Background
Gregory T. Angelo and three other licensed pistol owners sued the District of Columbia and various officials, alleging that the District’s ban on carrying firearms on public transportation violated their Second and Fifth Amendment rights. The district court dismissed the case for lack of standing, citing precedent requiring a showing of imminent prosecution risk. The plaintiffs argued that the ban forced them to incur higher costs for alternative transportation.
The court’s reasoning
The Court of Appeals held that the pistol owners suffered a concrete injury in fact because the Metro Ban directly regulated their conduct and forced them to incur monetary harm by avoiding public transit. The court distinguished prior cases like Navegar and Clapper, noting that those involved speculative threats of enforcement or surveillance, whereas this case involved direct economic injury from compliance with a law aimed specifically at the plaintiffs. The court affirmed the dismissal of damages claims against individual defendants who were not appealed or were abandoned, but reversed the dismissal of claims against the District and for injunctive relief.

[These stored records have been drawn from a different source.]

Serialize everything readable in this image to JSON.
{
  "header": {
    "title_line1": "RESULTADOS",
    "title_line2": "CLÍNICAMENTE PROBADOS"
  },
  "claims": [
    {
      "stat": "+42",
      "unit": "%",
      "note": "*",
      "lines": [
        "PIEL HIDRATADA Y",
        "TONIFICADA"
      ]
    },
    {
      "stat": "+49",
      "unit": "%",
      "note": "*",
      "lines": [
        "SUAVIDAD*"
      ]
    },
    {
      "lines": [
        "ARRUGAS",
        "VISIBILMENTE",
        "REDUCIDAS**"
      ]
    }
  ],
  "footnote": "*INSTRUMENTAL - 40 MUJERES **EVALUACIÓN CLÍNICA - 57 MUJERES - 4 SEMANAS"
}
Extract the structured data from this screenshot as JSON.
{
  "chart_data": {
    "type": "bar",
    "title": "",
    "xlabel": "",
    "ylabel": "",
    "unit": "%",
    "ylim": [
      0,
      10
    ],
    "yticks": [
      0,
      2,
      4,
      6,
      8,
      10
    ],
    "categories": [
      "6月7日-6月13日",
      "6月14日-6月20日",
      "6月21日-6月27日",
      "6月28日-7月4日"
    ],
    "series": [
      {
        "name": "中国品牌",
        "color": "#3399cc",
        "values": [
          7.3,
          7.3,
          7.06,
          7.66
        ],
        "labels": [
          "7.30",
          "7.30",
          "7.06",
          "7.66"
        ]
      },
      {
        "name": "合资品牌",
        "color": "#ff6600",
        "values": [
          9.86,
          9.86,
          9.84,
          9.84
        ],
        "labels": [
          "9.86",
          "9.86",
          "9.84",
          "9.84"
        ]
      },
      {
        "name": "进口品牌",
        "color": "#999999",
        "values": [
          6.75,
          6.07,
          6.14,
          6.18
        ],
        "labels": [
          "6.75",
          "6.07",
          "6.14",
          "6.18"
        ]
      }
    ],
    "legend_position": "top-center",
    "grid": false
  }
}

The pistol owners have shown standing for their claims for declaratory and injunctive relief against all defendants, and for their damages claims against the District, based on the pocketbook transportation-cost injuries that the Metro Ban inflicts.
Opinion for the Court filed by Circuit Judge Millett
What it means going forward
The decision allows the Second Amendment challenge to proceed to the merits, requiring the District to defend the constitutionality of its ban on carrying firearms on public transit against claims of economic injury and constitutional violation.